Results on Tanks & Temples Dataset
Hi, thanks for the wonderful job again.
I first conducted tests on the Mip-360 dataset, and the experimental results completely matched those in the paper and README. Subsequently, I tested the deep blending and tanks & Templates datasets used in 3D-GS.
The results for the DB (Deep Blending) dataset are as shown in the following table, and they represent the state-of-the-art rendering quality:
| drjohnson | playroom | |
|---|---|---|
| PSNR | 30.150 | 30.946 |
| SSIM | 0.90905 | 0.90808 |
| LPIPS (VGG) | 0.21985 | 0.20522 |
https://github.com/jonbarron/camp_zipnerf/assets/63096187/37780da4-50ee-4d33-b9d0-dc8a38bdb996
https://github.com/jonbarron/camp_zipnerf/assets/63096187/1f83c7eb-07fa-4df3-837c-cfaef05a8870
However, when running the Tanks & Temples dataset, ZipNeRF appeared unable to converge, leading to highly fragmented outcomes. Theoretically, given that the format of the Tanks dataset is identical to that of DB, and considering the perfect results obtained on DB, this implies that my data loading process should be right. I am uncertain whether this issue pertains to the robustness of the ZipNeRF method itself or if the Tanks dataset necessitates a different configuration to achieve convergence.
I executed the following command:
DATA_DIR=/my/path/to/the/dataset
CHECKPOINT_DIR=./logs/zipnerf/tanks_db
SCENE=truck # train, drjohnson and playroom are in the same way
CUDA_VISIBLE_DEVICES=0 python -m train \
--gin_configs=configs/zipnerf/360.gin \
--gin_bindings="Config.data_dir = '${DATA_DIR}/${SCENE}'" \
--gin_bindings="Config.checkpoint_dir = '${CHECKPOINT_DIR}/${SCENE}'" \
--gin_bindings="Config.factor = 1"
Looking forward to your reply!
https://github.com/jonbarron/camp_zipnerf/assets/63096187/0c091146-1225-4cd2-aa95-3815dd6e010e
https://github.com/jonbarron/camp_zipnerf/assets/63096187/74f87a66-54aa-4347-95f3-ffae3e3c40af
I have test truck dataset and it run correctly. The result is excellent. Please re run colmap on that dataset.
I'm not sure what's going on here, but in general I've found the Tanks & Temples dataset to be really dicey.
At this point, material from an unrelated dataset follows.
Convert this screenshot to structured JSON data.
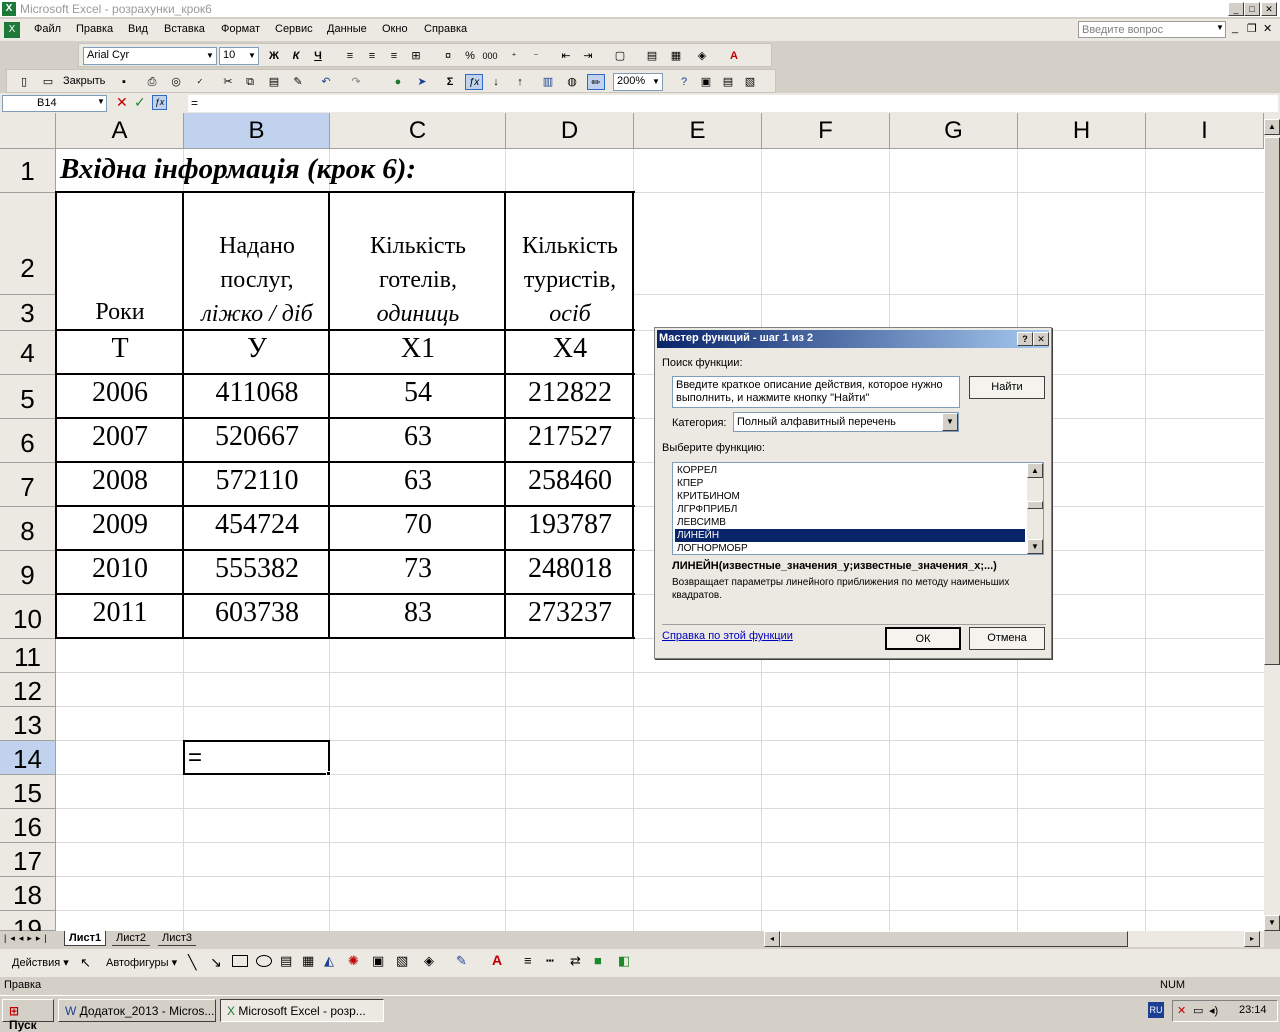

It has a lot of per-image exposure and white balance variation which makes training and evaluation really hard (the mip-NeRF 360 Appendix has a whole section about how much of an issue this is). You can probably get much better results using the 360_aglo128.gin config, which should help deal with the per-image variation. That said, judging from the videos you shared here it seems like your camera poses might be wrong? Not sure.
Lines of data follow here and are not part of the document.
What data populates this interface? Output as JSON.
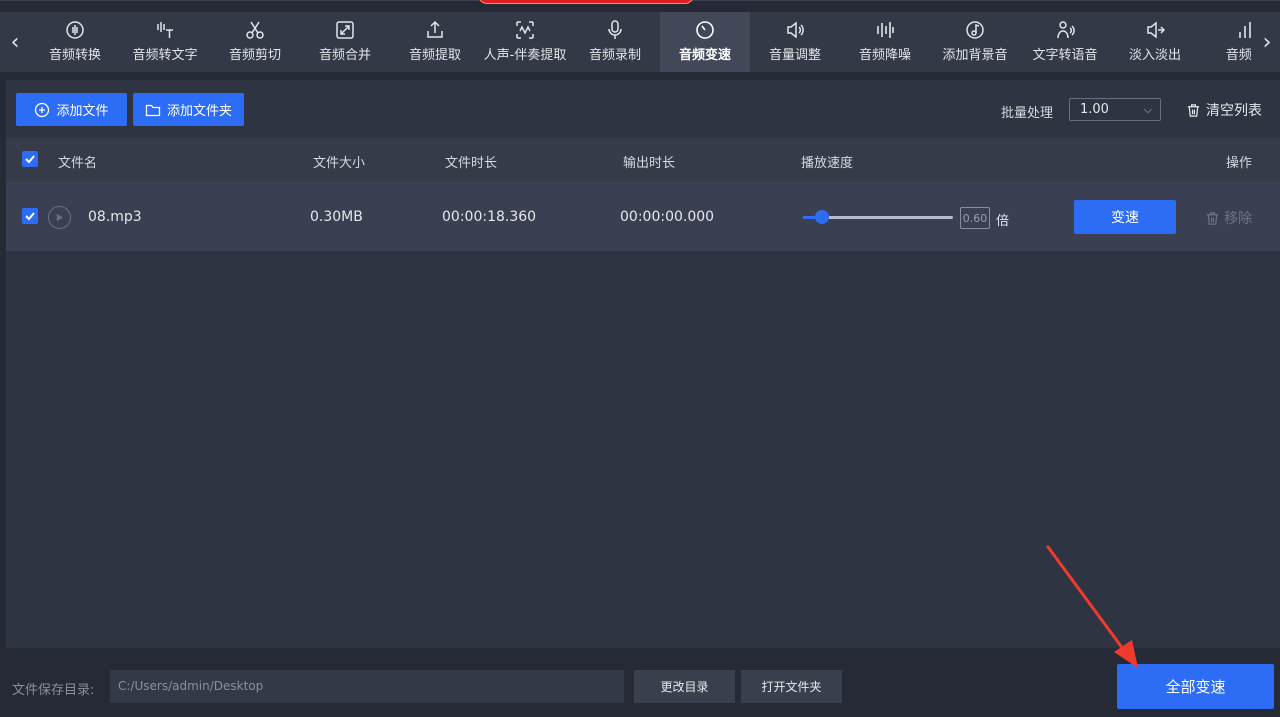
{
  "toolbar": {
    "prev_arrow": "‹",
    "next_arrow": "›",
    "items": [
      {
        "label": "音频转换",
        "icon": "audio-convert-icon",
        "active": false
      },
      {
        "label": "音频转文字",
        "icon": "audio-to-text-icon",
        "active": false
      },
      {
        "label": "音频剪切",
        "icon": "scissors-icon",
        "active": false
      },
      {
        "label": "音频合并",
        "icon": "merge-icon",
        "active": false
      },
      {
        "label": "音频提取",
        "icon": "extract-icon",
        "active": false
      },
      {
        "label": "人声-伴奏提取",
        "icon": "voice-separate-icon",
        "active": false
      },
      {
        "label": "音频录制",
        "icon": "microphone-icon",
        "active": false
      },
      {
        "label": "音频变速",
        "icon": "speed-icon",
        "active": true
      },
      {
        "label": "音量调整",
        "icon": "volume-icon",
        "active": false
      },
      {
        "label": "音频降噪",
        "icon": "denoise-icon",
        "active": false
      },
      {
        "label": "添加背景音",
        "icon": "background-music-icon",
        "active": false
      },
      {
        "label": "文字转语音",
        "icon": "text-to-speech-icon",
        "active": false
      },
      {
        "label": "淡入淡出",
        "icon": "fade-icon",
        "active": false
      },
      {
        "label": "音频...",
        "icon": "audio-bars-icon",
        "active": false
      }
    ]
  },
  "actions": {
    "add_file": "添加文件",
    "add_folder": "添加文件夹",
    "batch_label": "批量处理",
    "batch_value": "1.00",
    "clear_list": "清空列表"
  },
  "table": {
    "columns": {
      "name": "文件名",
      "size": "文件大小",
      "duration": "文件时长",
      "output_duration": "输出时长",
      "speed": "播放速度",
      "operation": "操作"
    },
    "rows": [
      {
        "checked": true,
        "name": "08.mp3",
        "size": "0.30MB",
        "duration": "00:00:18.360",
        "output_duration": "00:00:00.000",
        "speed_value": "0.60",
        "speed_fraction": 0.1,
        "speed_unit": "倍",
        "action": "变速",
        "remove": "移除"
      }
    ]
  },
  "footer": {
    "save_label": "文件保存目录:",
    "save_path": "C:/Users/admin/Desktop",
    "change_dir": "更改目录",
    "open_folder": "打开文件夹",
    "convert_all": "全部变速"
  },
  "colors": {
    "accent": "#2d6cf5",
    "annotation_arrow": "#f03a2e"
  }
}
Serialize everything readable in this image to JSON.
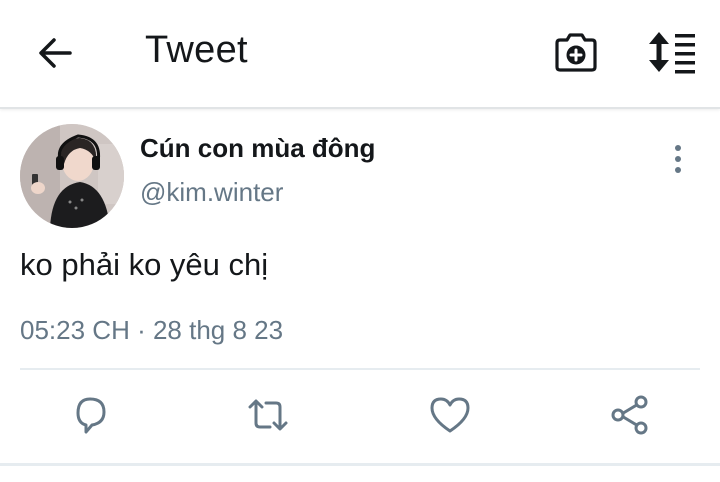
{
  "header": {
    "title": "Tweet",
    "icons": {
      "back": "arrow-left-icon",
      "camera": "camera-plus-icon",
      "sort": "sort-list-icon"
    }
  },
  "tweet": {
    "display_name": "Cún con mùa đông",
    "handle": "@kim.winter",
    "text": "ko phải ko yêu chị",
    "timestamp": "05:23 CH · 28 thg 8 23"
  },
  "actions": {
    "icons": [
      "reply-icon",
      "retweet-icon",
      "like-icon",
      "share-icon"
    ]
  },
  "colors": {
    "text_primary": "#14171a",
    "text_secondary": "#657786",
    "icon_action": "#657786",
    "divider": "#e6ecf0"
  }
}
Zipnerf with truck dataset. We can get the dataset from Inria GS sample dataset.
input dataset: 251 images (resolution = 979x546)
Steps = 30k steps PSNR at 30k = 28,74
Training time = +- 2 hours 30 minutes Rendering time (480 frames) = +- 1 hour
Training GPU usage = 47 GB with 16384 batch size Rendering GPU usage = 36 GB
GPU type = RTX A6000 48GB VRAM. (renting from Runpod)
Zipnerf is SOTA of Quality. But, it has cons..
I don't know how to change camera trajectory for rendering video. Maybe we can import nerfstudio camera path for rendering?
FYI, I cant upload the video to this thread since it larger than 10 MB. So I upload some frames.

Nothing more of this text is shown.